Les séances à basse intensité sont également l’occasion d’augmenter votre volume d’entraînement sans vous blesser. L’erreur souvent faite par des coureurs débutants est de toujours vouloir courir à fond. Et croyez-le ou non : même un athlète olympique ne tiendrait pas bien longtemps en s’entraînant de cette manière. Pour accumuler de l’entraînement, et donc progresser plus vite, il faut paradoxalement savoir s’entraîner moins fort durant la majorité du temps.
Des bienfaits pour les débutants et coureurs confirmés
L’entraînement à basse intensité présente des avantages remarquables, mais différenciés, pour les coureurs de tous niveaux.
Pour les débutants, cette approche constitue une véritable révélation dans leur progression. En courant lentement, ils développent naturellement une meilleure technique de course, car leur corps n’est pas soumis au stress d’une intensité élevée. Cette situation leur permet de porter attention à leur posture, leur foulée et leur respiration, établissant ainsi des fondations techniques solides.
Les coureurs novices bénéficient également d’une adaptation progressive de leur système musculo-squelettique.
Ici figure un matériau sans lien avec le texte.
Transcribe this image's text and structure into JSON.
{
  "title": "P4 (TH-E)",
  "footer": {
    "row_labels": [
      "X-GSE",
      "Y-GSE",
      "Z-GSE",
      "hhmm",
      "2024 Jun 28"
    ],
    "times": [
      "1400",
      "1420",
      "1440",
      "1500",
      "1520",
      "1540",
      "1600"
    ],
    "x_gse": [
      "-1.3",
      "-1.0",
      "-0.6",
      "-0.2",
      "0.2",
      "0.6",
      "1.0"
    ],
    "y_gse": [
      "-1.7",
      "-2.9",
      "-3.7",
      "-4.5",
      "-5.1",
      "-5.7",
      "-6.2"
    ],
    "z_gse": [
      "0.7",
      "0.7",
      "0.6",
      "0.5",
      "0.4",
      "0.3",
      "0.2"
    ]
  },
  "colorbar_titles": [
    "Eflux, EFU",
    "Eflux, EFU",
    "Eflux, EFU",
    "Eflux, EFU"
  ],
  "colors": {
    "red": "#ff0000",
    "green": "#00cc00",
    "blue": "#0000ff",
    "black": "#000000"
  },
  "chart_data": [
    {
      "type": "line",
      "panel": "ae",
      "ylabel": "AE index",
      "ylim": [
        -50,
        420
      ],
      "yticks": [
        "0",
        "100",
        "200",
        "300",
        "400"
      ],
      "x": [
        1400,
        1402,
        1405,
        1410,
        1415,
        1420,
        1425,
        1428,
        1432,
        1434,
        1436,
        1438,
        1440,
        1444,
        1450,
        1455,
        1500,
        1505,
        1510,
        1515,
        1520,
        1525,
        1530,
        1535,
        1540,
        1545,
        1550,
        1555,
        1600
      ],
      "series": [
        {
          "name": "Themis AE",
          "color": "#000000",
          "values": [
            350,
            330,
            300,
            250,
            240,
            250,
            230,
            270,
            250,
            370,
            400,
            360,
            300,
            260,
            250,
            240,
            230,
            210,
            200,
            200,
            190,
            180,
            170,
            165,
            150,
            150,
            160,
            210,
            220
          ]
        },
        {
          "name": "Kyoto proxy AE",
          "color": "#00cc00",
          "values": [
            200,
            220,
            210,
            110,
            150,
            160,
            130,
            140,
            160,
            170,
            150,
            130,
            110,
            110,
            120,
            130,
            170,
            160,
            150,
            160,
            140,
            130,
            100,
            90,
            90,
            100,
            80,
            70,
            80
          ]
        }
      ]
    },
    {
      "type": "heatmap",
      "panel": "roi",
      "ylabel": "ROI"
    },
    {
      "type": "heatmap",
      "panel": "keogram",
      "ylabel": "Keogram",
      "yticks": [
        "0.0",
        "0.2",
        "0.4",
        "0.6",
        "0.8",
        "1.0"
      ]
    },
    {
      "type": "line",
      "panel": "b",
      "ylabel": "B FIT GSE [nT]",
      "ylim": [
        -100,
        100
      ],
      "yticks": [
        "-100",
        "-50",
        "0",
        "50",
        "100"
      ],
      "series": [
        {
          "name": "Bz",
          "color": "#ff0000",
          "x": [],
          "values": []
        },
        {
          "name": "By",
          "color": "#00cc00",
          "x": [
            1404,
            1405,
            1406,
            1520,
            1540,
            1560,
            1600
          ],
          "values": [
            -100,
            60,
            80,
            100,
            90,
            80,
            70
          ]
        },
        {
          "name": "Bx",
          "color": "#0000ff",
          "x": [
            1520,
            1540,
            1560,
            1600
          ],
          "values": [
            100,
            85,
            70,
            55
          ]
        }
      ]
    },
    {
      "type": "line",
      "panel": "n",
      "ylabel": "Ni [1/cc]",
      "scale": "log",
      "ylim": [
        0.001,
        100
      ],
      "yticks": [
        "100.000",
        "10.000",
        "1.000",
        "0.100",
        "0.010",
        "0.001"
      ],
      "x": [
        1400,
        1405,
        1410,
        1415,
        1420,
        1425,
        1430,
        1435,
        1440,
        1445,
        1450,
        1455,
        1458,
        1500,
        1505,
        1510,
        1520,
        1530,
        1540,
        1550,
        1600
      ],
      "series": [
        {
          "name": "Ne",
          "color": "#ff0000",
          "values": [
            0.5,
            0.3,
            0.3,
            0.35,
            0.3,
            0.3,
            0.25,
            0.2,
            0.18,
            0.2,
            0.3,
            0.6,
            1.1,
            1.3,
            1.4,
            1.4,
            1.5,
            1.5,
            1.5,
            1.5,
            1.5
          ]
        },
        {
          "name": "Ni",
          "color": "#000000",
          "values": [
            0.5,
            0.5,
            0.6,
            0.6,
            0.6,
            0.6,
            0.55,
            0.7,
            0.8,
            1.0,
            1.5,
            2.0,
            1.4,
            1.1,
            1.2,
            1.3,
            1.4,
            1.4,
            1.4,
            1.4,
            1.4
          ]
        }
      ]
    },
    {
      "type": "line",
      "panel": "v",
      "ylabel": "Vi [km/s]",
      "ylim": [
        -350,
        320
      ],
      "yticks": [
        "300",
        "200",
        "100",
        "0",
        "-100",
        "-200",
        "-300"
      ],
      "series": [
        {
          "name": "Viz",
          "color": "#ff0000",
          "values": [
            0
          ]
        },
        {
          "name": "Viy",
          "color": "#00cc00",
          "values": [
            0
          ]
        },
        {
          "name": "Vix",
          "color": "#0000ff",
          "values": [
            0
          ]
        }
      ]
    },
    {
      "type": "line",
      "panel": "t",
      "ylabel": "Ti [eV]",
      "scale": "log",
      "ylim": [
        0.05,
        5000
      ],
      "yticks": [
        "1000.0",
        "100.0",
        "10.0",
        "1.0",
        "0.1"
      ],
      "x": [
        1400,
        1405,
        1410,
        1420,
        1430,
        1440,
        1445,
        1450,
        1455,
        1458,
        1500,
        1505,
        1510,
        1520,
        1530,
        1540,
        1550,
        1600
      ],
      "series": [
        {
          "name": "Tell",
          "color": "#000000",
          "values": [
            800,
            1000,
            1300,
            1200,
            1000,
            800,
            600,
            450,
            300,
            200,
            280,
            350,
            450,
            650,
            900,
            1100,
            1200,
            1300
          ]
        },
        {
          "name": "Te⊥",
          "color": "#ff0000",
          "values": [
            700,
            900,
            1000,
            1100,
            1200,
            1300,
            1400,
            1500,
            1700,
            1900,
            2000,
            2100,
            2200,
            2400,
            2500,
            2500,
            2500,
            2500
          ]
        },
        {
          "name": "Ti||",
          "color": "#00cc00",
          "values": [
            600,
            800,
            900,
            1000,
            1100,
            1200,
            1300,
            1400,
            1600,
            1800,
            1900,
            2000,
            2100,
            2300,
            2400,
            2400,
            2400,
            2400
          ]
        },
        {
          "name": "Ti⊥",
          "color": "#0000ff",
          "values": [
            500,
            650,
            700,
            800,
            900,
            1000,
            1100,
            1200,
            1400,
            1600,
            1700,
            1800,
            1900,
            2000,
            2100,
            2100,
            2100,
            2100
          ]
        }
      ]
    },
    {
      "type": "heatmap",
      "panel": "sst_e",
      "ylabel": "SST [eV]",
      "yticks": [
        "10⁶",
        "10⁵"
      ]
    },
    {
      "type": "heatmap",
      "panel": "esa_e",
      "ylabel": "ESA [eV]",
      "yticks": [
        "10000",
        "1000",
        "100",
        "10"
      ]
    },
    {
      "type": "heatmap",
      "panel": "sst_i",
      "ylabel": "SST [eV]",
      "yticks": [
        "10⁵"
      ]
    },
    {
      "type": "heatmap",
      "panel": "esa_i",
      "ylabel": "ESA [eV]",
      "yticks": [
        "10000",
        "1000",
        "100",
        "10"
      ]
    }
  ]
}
Les tissus conjonctifs, notamment les tendons et les ligaments, se renforcent graduellement, réduisant considérablement le risque de blessures courantes comme les périostites ou les tendinites. Cette adaptation progressive est cruciale car ces tissus nécessitent plus de temps que les muscles pour se renforcer.
Un coureur qui débute pourra enfin trouver du plaisir à travers ces séances, bien plus que durant l’accumulation de courses à haute intensité. La course à pied est un sport ingrat qui est parfois difficile d’apprécier quand on débute. Pour atteindre un “flow”, une sensation de plaisir, il ne faut pas être au bout de sa vie lors de chaque entraînement.
Pour les coureurs confirmés, l’entraînement lent joue un rôle tout aussi vital, bien que différent. Il leur permet d’augmenter significativement leur volume d’entraînement sans accumuler de fatigue excessive. Cette approche favorise la récupération active entre les séances intensives tout en maintenant les adaptations physiologiques acquises. Les athlètes expérimentés découvrent souvent qu’en ralentissant leurs séances faciles, ils peuvent paradoxalement améliorer leurs performances lors des séances rapides et en compétition.
Un aspect particulièrement intéressant pour les coureurs confirmés concerne l’optimisation de leur économie de course. En maintenant un volume d’entraînement élevé à basse intensité, ils affinent leur gestuelle et améliorent l’efficacité de leur foulée, ce qui se traduit par une meilleure utilisation de l’énergie lors des efforts plus intenses. Cette efficacité accrue devient particulièrement précieuse sur les longues distances, où l’économie de course peut faire la différence entre une bonne et une excellente performance. A noter cependant que cela ne remplacera jamais le travail d’économie de course spécifique aux allures visées. C’est pour cela qu’un plan d’entraînement pour un 10km en 50mn par exemple intégrera des intervalles à une allure de 5:00, soit la vitesse que vous courrerez lors de votre course objectif.
La prévention du surentraînement constitue un autre avantage majeur pour les coureurs expérimentés. En respectant une proportion importante d’entraînements lents, ils maintiennent un équilibre hormonal favorable et préservent leur système immunitaire, leur permettant ainsi de rester constants dans leur progression sur le long terme.
Courir lentement n’est pas optionnel
Vous l’aurez compris, quel que soit votre niveau, vous allez devoir envisager de courir une bonne partie de vos séances en courant lentement. Paradoxalement, c’est quelque chose qui est souvent plus complexe pour les débutants que pour les coureurs expérimentés. Il est parfois difficile au départ de se retenir de se donner au maximum lors d’une séance. Reste que le secret des coureurs qui durent dans le temps, et donc ceux qui progressent le mieux, c’est la régularité. Cette régularité ne se trouve qu’à travers la répétition des courses à basse intensité.